In Data Mining, the clustering algorithm is used to group sets of data with similar characteristics (also known as clusters). By the use of these clusters, we can make faster decisions and explore data. First, this algorithm identifies the relationships in a dataset, and then it generates a series of clusters based on the relationships. The process of creating clusters is also repetitive.
DMX is an acronym that stands for Data Mining Extensions. It is a query language for Data Mining models supported by Microsoft's SQL Server Analysis Services product. Same as SQL also supports a data definition language, data manipulation language, and a data query language, all three with SQL-like syntax.
Genetic algorithm is a part of evolutionary computing which is a rapidly growing area of artificial intelligence. The genetic algorithm is inspired by Darwin’s theory about evolution. Here the solution to a problem solved by the genetic algorithm is evolved. In a genetic algorithm, a population of strings (called chromosomes or the genotype of the gen me), which encode candidate solutions (called individuals, creatures, or phenotypes) to an optimization problem, is evolved toward better solutions. Traditionally, solutions are represented in the form of binary strings, composed of 0s and 1s, the same way other encoding schemes can also be applied.
Association analysis is the finding of association rules showing attribute-value conditions that occur frequently together in a given set of data. Association analysis is widely used for a market basket or transaction data analysis.

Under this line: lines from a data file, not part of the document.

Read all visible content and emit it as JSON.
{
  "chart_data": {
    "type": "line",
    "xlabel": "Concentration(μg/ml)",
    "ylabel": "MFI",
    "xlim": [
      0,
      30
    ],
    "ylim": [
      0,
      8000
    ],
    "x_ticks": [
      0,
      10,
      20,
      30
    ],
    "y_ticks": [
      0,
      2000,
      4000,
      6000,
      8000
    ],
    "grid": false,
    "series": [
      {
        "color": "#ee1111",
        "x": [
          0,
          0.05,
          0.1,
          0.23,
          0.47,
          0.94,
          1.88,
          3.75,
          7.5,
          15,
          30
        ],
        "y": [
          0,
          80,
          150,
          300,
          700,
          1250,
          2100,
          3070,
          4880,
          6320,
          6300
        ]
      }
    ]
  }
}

Association rule mining is a significant and exceptionally dynamic area of data mining research. One method of association-based classification, called associative classification, consists of two steps. In the main step, association instructions are generated using a modified version of the standard association rule mining algorithm known as Apriori. The second step constructs a classifier based on the association rules discovered.

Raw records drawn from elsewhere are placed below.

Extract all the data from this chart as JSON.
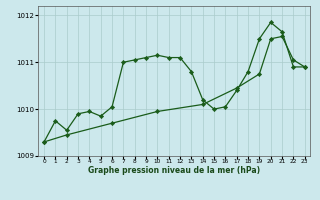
{
  "xlabel": "Graphe pression niveau de la mer (hPa)",
  "background_color": "#cce8ec",
  "grid_color": "#aacccc",
  "line_color": "#1a5c1a",
  "xlim": [
    -0.5,
    23.5
  ],
  "ylim": [
    1009.0,
    1012.2
  ],
  "yticks": [
    1009,
    1010,
    1011,
    1012
  ],
  "xticks": [
    0,
    1,
    2,
    3,
    4,
    5,
    6,
    7,
    8,
    9,
    10,
    11,
    12,
    13,
    14,
    15,
    16,
    17,
    18,
    19,
    20,
    21,
    22,
    23
  ],
  "series1_x": [
    0,
    1,
    2,
    3,
    4,
    5,
    6,
    7,
    8,
    9,
    10,
    11,
    12,
    13,
    14,
    15,
    16,
    17,
    18,
    19,
    20,
    21,
    22,
    23
  ],
  "series1_y": [
    1009.3,
    1009.75,
    1009.55,
    1009.9,
    1009.95,
    1009.85,
    1010.05,
    1011.0,
    1011.05,
    1011.1,
    1011.15,
    1011.1,
    1011.1,
    1010.8,
    1010.2,
    1010.0,
    1010.05,
    1010.4,
    1010.8,
    1011.5,
    1011.85,
    1011.65,
    1010.9,
    1010.9
  ],
  "series2_x": [
    0,
    2,
    6,
    10,
    14,
    17,
    19,
    20,
    21,
    22,
    23
  ],
  "series2_y": [
    1009.3,
    1009.45,
    1009.7,
    1009.95,
    1010.1,
    1010.45,
    1010.75,
    1011.5,
    1011.55,
    1011.05,
    1010.9
  ],
  "figwidth": 3.2,
  "figheight": 2.0,
  "dpi": 100
}
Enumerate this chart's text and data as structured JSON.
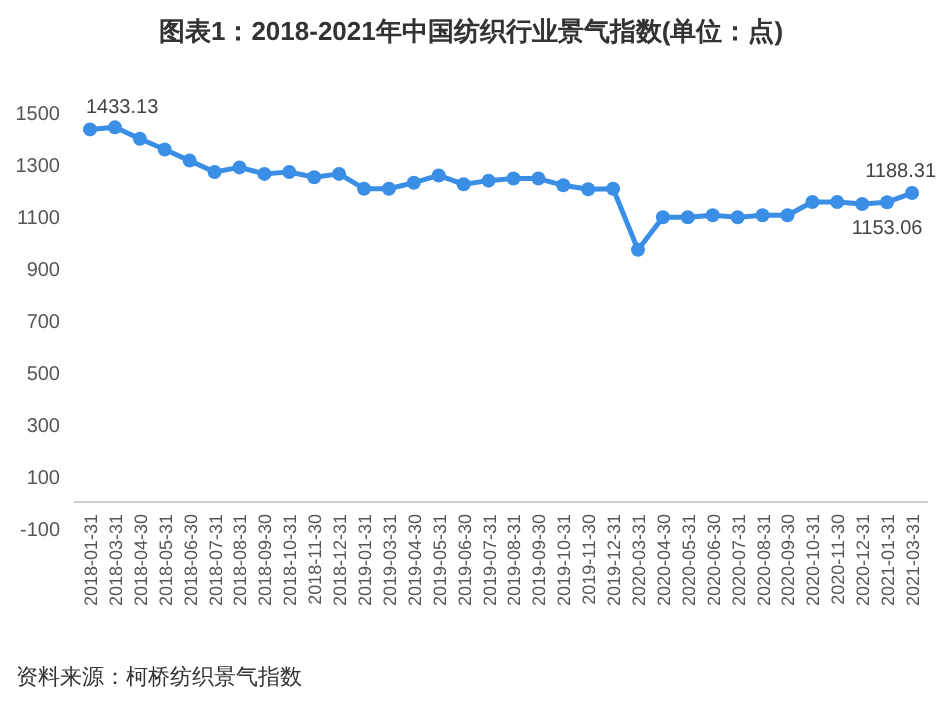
{
  "chart_data": {
    "type": "line",
    "title": "图表1：2018-2021年中国纺织行业景气指数(单位：点)",
    "annotations": [
      "资料来源：柯桥纺织景气指数"
    ],
    "categories": [
      "2018-01-31",
      "2018-03-31",
      "2018-04-30",
      "2018-05-31",
      "2018-06-30",
      "2018-07-31",
      "2018-08-31",
      "2018-09-30",
      "2018-10-31",
      "2018-11-30",
      "2018-12-31",
      "2019-01-31",
      "2019-03-31",
      "2019-04-30",
      "2019-05-31",
      "2019-06-30",
      "2019-07-31",
      "2019-08-31",
      "2019-09-30",
      "2019-10-31",
      "2019-11-30",
      "2019-12-31",
      "2020-03-31",
      "2020-04-30",
      "2020-05-31",
      "2020-06-30",
      "2020-07-31",
      "2020-08-31",
      "2020-09-30",
      "2020-10-31",
      "2020-11-30",
      "2020-12-31",
      "2021-01-31",
      "2021-03-31"
    ],
    "series": [
      {
        "color": "#3a8ee6",
        "values": [
          1433.13,
          1441,
          1397,
          1356,
          1313,
          1269,
          1287,
          1262,
          1269,
          1249,
          1262,
          1205,
          1205,
          1228,
          1256,
          1222,
          1236,
          1244,
          1244,
          1218,
          1203,
          1205,
          970,
          1095,
          1095,
          1103,
          1095,
          1103,
          1103,
          1154,
          1154,
          1146,
          1153.06,
          1188.31
        ],
        "value_labels": [
          "1433.13",
          null,
          null,
          null,
          null,
          null,
          null,
          null,
          null,
          null,
          null,
          null,
          null,
          null,
          null,
          null,
          null,
          null,
          null,
          null,
          null,
          null,
          null,
          null,
          null,
          null,
          null,
          null,
          null,
          null,
          null,
          null,
          "1153.06",
          "1188.31"
        ]
      }
    ],
    "ylim": [
      -100,
      1500
    ],
    "yticks": [
      -100,
      100,
      300,
      500,
      700,
      900,
      1100,
      1300,
      1500
    ],
    "marker": "circle",
    "line_style": "solid",
    "grid": false
  }
}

When a decision tree is built, many of the branches will reflect anomalies in the training data due to noise or outliers. Tree pruning methods address this problem of over-fitting the data. So the tree pruning is a technique that removes the overfitting problem. Such methods typically use statistical measures to remove the least reliable branches, generally resulting in faster classification and an improvement in the ability of the tree to correctly classify independent test data. The pruning phase eliminates some of the lower branches and nodes to improve their performance. Processing the pruned tree to improve understandability.

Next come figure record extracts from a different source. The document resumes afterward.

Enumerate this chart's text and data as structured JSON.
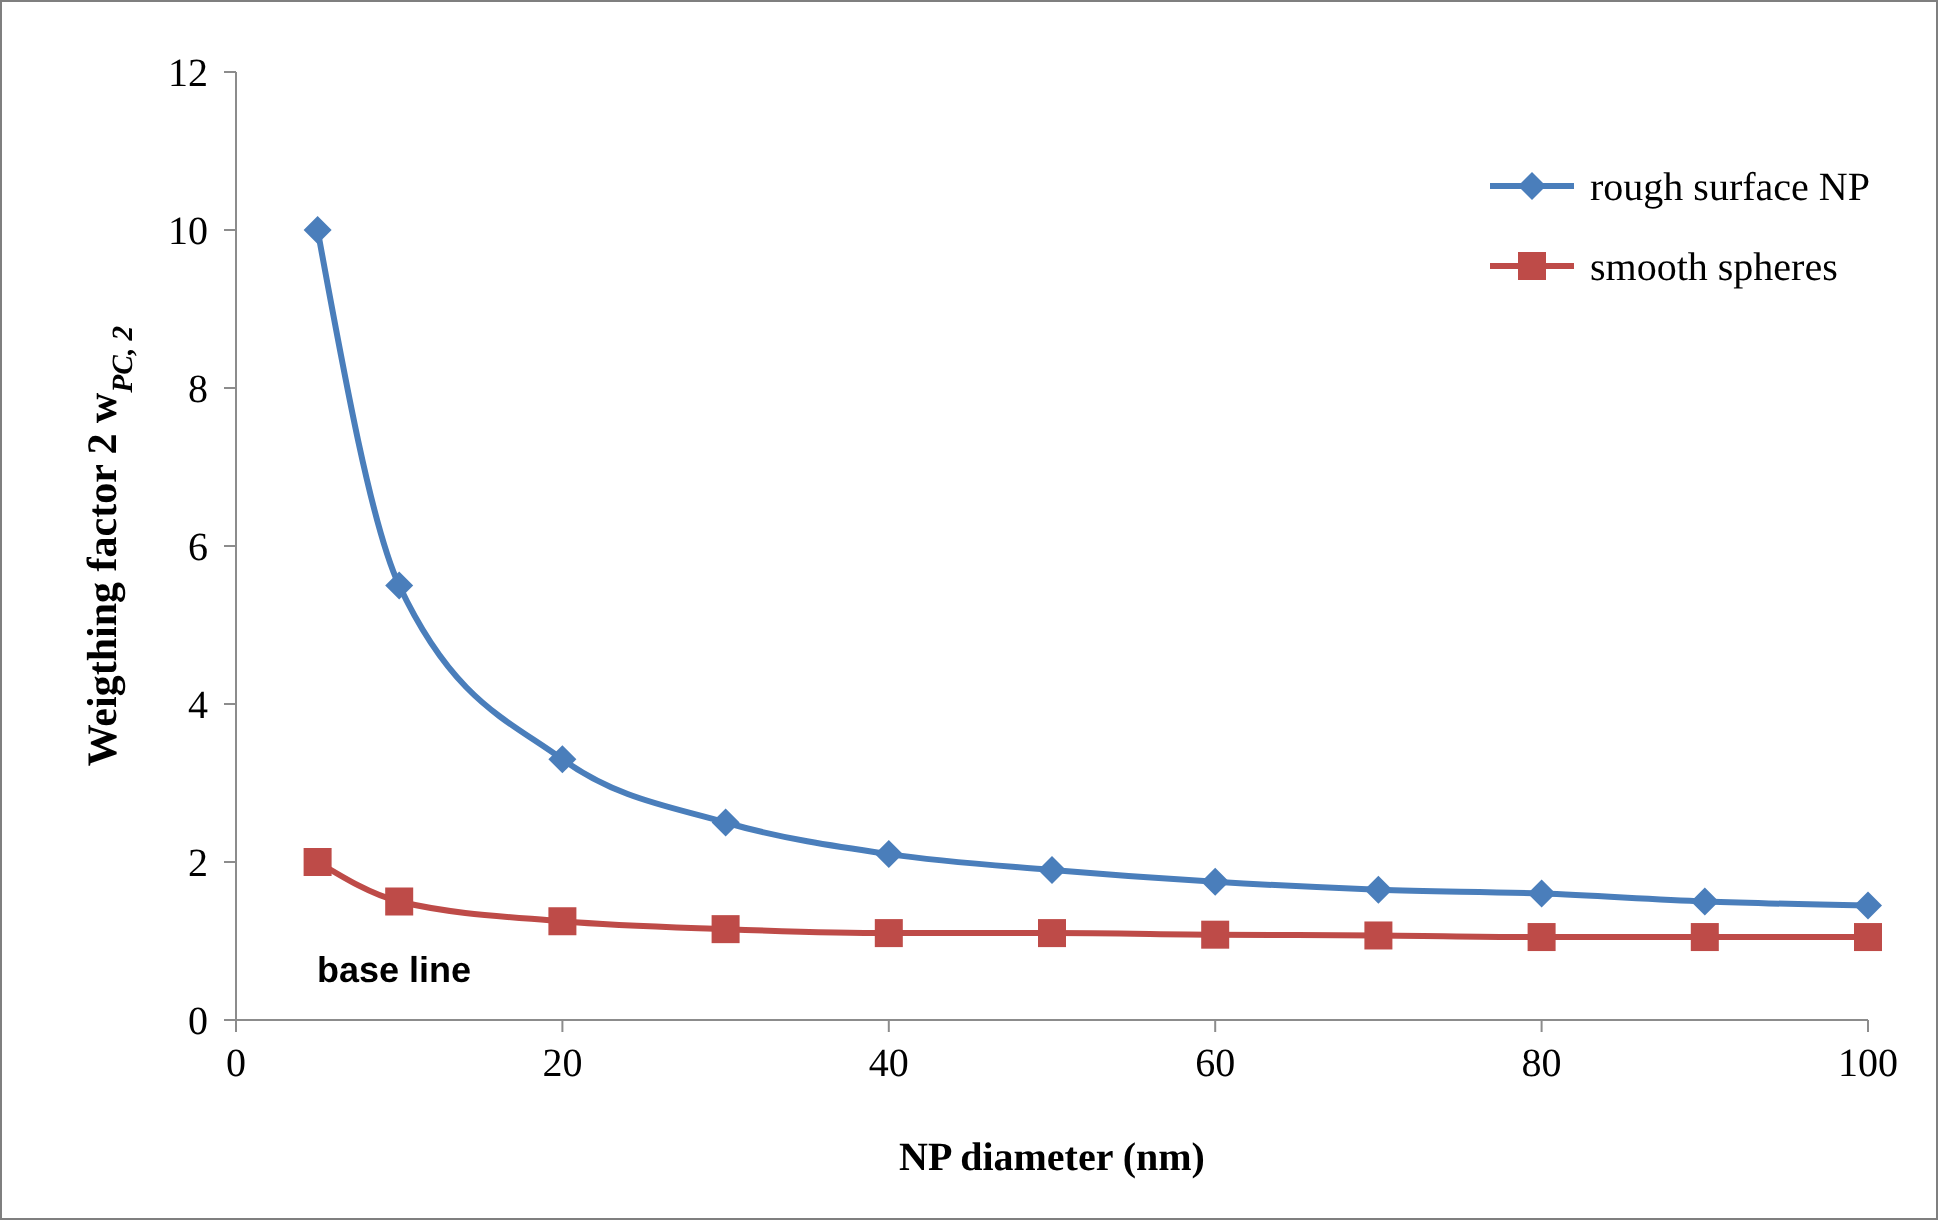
{
  "chart_data": {
    "type": "line",
    "xlabel": "NP diameter (nm)",
    "ylabel": "Weigthing  factor 2  w$_{PC, 2}$",
    "x": [
      5,
      10,
      20,
      30,
      40,
      50,
      60,
      70,
      80,
      90,
      100
    ],
    "series": [
      {
        "name": "rough surface NP",
        "color": "#4a7ebb",
        "marker": "diamond",
        "values": [
          10,
          5.5,
          3.3,
          2.5,
          2.1,
          1.9,
          1.75,
          1.65,
          1.6,
          1.5,
          1.45
        ]
      },
      {
        "name": "smooth spheres",
        "color": "#be4b48",
        "marker": "square",
        "values": [
          2,
          1.5,
          1.25,
          1.15,
          1.1,
          1.1,
          1.08,
          1.07,
          1.05,
          1.05,
          1.05
        ]
      }
    ],
    "annotations": [
      "base line"
    ],
    "xlim": [
      0,
      100
    ],
    "xticks": [
      0,
      20,
      40,
      60,
      80,
      100
    ],
    "ylim": [
      0,
      12
    ],
    "yticks": [
      0,
      2,
      4,
      6,
      8,
      10,
      12
    ],
    "grid": false,
    "legend": "top right"
  }
}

Chameleon is another hierarchical clustering technique that utilization dynamic modeling. Chameleon is acquainted with recover the disadvantages of the CURE clustering technique. In this technique, two groups are combined, if the interconnectivity between two clusters is greater than the inter-connectivity between the object inside a cluster/ group.
K-means clustering algorithm – It is the simplest unsupervised learning algorithm that solves clustering problems. K-means algorithm partition n observations into k clusters where each observation belongs to the cluster with the nearest mean serving as a prototype of the cluster.
Among numerous differences, the significant difference between PCA and FA is that factor analysis is utilized to determine and work with the variance between variables, but the point of PCA is to explain the covariance between the current segments or variables.
In Data Mining, we have to deal with mainly two things, database size, and query complexity.